If $g(i)=20$, then $f(i+1)$ is even; thus, if all $g(i)=20$, then all $f(i)$ are even. This rules out all combinations except the following:
$$\begin{array}{rcc} f(i):&10&8&6\\ f(i+1):&0&4&8 \end{array}$$
Thus, we must have $f(i)\in\{6,8,10\}\cap\{0,4,8\}$, or $f(i)=8$, for $i=1,\ldots,15$, and this clearly isn’t a solution. Thus, it’s impossible that all $g(i)=20$, and we must have some $g(i)\ge 21$.
We have
$$f(1)+f(2)+f(2)+f(3)+f(3)+f(4)+...+f(15)+f(16)=2(f(1)+f(2)+f(3)+...+f(15))=200$$
This implies
$$2f(1)+f(2)+2f(2)+f(3)+2f(3)+f(4)+...+2f(15)+f(16)=200+f(1)+f(2)+...+f(15)=300$$
If $2f(i)+f(i+1)<21$ for every $i$ with $1\le i\le 15$, then the second sum can only be $300$, if $2f(i)+f(i+1)=20$ for all $i$ with $1\le i \le 15$.

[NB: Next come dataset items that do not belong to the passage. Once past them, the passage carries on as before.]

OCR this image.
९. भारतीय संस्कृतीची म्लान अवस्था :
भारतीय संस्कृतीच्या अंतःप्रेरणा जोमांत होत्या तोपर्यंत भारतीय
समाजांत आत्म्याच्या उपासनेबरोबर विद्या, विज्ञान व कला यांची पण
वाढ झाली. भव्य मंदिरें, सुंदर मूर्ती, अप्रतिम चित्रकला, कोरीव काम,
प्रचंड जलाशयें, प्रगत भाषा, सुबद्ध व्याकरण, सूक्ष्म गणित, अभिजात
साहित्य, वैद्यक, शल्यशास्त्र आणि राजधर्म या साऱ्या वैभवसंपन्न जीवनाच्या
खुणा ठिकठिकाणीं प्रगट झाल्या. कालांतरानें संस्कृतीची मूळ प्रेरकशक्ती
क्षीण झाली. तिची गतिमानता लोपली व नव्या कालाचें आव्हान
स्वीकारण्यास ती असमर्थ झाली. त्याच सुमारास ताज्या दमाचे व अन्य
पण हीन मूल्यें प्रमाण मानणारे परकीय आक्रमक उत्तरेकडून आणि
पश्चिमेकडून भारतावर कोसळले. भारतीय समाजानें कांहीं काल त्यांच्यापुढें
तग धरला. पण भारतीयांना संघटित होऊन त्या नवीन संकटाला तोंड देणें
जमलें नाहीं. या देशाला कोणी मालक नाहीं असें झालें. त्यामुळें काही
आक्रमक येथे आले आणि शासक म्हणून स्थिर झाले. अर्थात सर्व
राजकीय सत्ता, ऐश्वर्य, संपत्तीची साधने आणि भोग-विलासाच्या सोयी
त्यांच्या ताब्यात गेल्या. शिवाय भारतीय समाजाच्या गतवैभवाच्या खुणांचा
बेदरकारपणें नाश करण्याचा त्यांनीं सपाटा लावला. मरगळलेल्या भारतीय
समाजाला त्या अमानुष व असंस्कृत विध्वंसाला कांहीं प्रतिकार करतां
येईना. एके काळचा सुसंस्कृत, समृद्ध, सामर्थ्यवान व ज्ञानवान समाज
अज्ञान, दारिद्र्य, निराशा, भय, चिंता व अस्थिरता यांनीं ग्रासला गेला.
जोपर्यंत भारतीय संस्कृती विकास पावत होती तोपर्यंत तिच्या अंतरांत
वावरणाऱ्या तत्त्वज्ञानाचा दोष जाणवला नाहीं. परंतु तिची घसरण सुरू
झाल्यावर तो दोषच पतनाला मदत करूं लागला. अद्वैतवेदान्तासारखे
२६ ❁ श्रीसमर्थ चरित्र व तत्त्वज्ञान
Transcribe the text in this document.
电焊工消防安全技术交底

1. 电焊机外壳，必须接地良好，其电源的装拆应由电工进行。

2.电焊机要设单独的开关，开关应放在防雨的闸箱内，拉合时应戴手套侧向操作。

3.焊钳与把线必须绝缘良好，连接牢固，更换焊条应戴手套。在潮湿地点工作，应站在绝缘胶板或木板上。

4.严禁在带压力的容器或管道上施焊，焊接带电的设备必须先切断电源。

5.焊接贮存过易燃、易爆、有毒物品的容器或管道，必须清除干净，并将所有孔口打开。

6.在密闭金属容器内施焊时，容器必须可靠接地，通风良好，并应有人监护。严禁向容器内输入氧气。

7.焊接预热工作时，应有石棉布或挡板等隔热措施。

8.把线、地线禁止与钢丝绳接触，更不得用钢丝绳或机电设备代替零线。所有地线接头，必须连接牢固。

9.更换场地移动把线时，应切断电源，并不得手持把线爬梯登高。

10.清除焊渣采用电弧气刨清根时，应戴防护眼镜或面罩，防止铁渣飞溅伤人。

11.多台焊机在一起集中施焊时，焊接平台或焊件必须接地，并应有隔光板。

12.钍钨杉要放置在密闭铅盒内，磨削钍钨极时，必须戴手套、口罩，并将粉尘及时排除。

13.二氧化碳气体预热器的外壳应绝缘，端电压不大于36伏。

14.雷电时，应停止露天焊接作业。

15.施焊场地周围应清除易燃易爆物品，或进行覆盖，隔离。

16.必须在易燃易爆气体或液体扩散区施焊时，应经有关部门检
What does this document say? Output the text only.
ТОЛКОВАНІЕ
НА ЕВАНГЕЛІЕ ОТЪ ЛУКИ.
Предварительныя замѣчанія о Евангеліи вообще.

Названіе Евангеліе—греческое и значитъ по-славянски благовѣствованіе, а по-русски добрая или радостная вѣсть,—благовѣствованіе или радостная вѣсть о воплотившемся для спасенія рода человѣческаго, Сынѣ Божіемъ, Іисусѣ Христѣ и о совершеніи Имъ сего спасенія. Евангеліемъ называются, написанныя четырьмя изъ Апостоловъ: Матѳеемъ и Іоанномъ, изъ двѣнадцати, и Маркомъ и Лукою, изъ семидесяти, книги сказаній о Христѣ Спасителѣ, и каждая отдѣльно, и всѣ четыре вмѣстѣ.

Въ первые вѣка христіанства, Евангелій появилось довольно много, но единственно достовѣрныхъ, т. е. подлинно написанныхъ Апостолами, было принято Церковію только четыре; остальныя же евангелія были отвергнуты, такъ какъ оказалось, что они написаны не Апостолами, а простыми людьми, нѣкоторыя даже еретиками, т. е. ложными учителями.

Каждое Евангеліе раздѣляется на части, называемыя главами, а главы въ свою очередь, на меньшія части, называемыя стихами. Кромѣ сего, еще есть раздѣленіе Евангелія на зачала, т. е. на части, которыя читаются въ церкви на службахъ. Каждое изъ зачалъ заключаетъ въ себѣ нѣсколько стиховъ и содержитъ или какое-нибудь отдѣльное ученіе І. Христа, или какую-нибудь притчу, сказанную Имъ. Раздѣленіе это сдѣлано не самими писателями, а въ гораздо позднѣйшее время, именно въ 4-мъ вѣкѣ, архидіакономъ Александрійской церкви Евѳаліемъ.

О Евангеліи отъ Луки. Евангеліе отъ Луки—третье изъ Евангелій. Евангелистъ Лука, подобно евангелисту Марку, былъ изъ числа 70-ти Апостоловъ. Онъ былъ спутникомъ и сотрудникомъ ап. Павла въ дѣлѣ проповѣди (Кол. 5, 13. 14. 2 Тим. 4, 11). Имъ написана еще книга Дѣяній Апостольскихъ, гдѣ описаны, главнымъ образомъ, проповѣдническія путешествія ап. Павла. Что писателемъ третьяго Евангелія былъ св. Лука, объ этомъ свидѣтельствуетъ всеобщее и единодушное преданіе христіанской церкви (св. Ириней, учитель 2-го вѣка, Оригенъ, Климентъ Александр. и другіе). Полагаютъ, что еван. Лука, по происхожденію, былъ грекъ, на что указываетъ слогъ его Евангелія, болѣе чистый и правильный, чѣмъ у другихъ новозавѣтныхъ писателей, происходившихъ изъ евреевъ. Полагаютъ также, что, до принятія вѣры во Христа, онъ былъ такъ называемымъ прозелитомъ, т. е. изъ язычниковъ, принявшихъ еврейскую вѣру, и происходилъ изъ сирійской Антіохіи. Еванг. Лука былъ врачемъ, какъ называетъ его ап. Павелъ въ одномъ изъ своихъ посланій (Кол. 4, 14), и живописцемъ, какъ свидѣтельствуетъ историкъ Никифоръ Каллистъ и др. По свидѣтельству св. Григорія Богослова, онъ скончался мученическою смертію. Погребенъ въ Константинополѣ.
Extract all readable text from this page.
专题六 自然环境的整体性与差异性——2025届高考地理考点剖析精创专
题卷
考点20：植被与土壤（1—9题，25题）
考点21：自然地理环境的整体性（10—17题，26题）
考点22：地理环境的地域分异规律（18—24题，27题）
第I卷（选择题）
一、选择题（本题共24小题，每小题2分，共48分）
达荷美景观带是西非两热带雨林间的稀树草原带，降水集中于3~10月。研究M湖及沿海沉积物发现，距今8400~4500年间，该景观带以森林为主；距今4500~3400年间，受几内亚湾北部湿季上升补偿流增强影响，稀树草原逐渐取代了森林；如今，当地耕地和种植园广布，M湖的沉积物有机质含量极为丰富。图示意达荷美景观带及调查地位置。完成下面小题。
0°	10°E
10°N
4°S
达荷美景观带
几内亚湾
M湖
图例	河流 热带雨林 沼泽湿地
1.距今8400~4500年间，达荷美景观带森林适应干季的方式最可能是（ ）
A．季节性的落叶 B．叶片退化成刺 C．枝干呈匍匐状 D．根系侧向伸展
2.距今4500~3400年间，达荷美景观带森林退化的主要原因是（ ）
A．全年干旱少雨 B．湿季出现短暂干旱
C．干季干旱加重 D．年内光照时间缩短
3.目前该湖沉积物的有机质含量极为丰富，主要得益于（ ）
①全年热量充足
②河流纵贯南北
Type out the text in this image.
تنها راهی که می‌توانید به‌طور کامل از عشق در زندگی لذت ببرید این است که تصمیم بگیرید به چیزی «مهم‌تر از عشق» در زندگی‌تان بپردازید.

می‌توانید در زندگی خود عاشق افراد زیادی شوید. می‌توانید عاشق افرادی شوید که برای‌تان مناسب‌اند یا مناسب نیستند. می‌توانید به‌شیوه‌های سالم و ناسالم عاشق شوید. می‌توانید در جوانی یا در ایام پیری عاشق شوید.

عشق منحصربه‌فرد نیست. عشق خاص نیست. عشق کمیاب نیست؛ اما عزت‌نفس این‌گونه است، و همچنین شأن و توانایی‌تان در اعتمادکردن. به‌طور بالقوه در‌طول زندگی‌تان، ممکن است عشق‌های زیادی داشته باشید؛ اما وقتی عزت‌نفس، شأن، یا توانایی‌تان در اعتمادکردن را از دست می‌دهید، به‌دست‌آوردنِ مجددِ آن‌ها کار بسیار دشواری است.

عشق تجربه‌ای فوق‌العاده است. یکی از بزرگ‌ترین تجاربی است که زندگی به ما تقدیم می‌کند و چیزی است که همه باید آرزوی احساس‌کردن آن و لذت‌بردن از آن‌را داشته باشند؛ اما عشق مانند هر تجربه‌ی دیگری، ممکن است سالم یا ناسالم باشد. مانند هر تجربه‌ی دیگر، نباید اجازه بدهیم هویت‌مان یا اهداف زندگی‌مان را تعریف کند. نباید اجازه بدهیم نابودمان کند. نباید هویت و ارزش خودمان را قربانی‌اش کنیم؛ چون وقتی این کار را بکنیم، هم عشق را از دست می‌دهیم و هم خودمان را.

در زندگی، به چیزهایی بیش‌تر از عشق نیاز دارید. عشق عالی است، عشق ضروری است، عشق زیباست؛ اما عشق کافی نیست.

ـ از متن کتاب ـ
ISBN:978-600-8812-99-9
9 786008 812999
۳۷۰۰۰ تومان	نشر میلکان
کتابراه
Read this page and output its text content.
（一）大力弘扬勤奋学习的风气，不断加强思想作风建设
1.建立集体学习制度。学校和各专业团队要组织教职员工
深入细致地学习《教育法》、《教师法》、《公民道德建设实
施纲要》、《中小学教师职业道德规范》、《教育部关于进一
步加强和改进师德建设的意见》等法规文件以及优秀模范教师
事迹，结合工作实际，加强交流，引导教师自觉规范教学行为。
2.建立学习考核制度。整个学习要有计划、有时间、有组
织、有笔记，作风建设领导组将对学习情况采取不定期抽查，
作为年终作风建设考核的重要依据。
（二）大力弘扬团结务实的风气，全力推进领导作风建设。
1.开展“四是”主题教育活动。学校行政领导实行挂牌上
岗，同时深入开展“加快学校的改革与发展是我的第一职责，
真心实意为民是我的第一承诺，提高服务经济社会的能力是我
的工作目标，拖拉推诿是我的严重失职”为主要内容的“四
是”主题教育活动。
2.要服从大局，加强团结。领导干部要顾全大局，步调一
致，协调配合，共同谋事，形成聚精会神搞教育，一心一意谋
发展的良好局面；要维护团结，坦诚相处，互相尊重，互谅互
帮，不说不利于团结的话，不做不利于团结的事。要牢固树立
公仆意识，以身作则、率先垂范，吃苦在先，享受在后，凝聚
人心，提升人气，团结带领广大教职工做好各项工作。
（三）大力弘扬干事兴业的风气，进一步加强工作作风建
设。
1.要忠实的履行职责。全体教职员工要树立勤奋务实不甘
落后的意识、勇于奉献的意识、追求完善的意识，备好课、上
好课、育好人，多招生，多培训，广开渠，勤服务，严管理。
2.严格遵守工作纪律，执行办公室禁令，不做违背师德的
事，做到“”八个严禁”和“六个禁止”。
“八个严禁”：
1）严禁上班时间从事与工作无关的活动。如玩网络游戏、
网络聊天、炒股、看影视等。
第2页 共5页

This implies $$2f(1)+f(2)=2f(2)+f(3)=2f(3)+f(4)+...+2f(14)+f(15)=2f(15)+f(1)=20$$
So, we have $f(3)-f(2)=2(f(2)-f(1)) , f(4)-f(3)=2(f(3)-f(2)) ...$
If $|f(3)-f(2)|\ge 1$, then $|f(15)-f(14)|\ge 2^{12}$ which is not possible because the $f(i)$ are non-negative and $f(15)$ or $f(14)$ would be larger than $100$, the sum of the $f(i)$
So, $f(3)=f(2) , f(4)=f(3) ... f(15)=f(14)$ and finally $f(1)=2f(15)-f(2)=f(2)$ because of $f(2)=f(15)$. But this is also not possible because of $2f(1)+f(2)=3f(1)=20$, which has no solution in the natural numbers.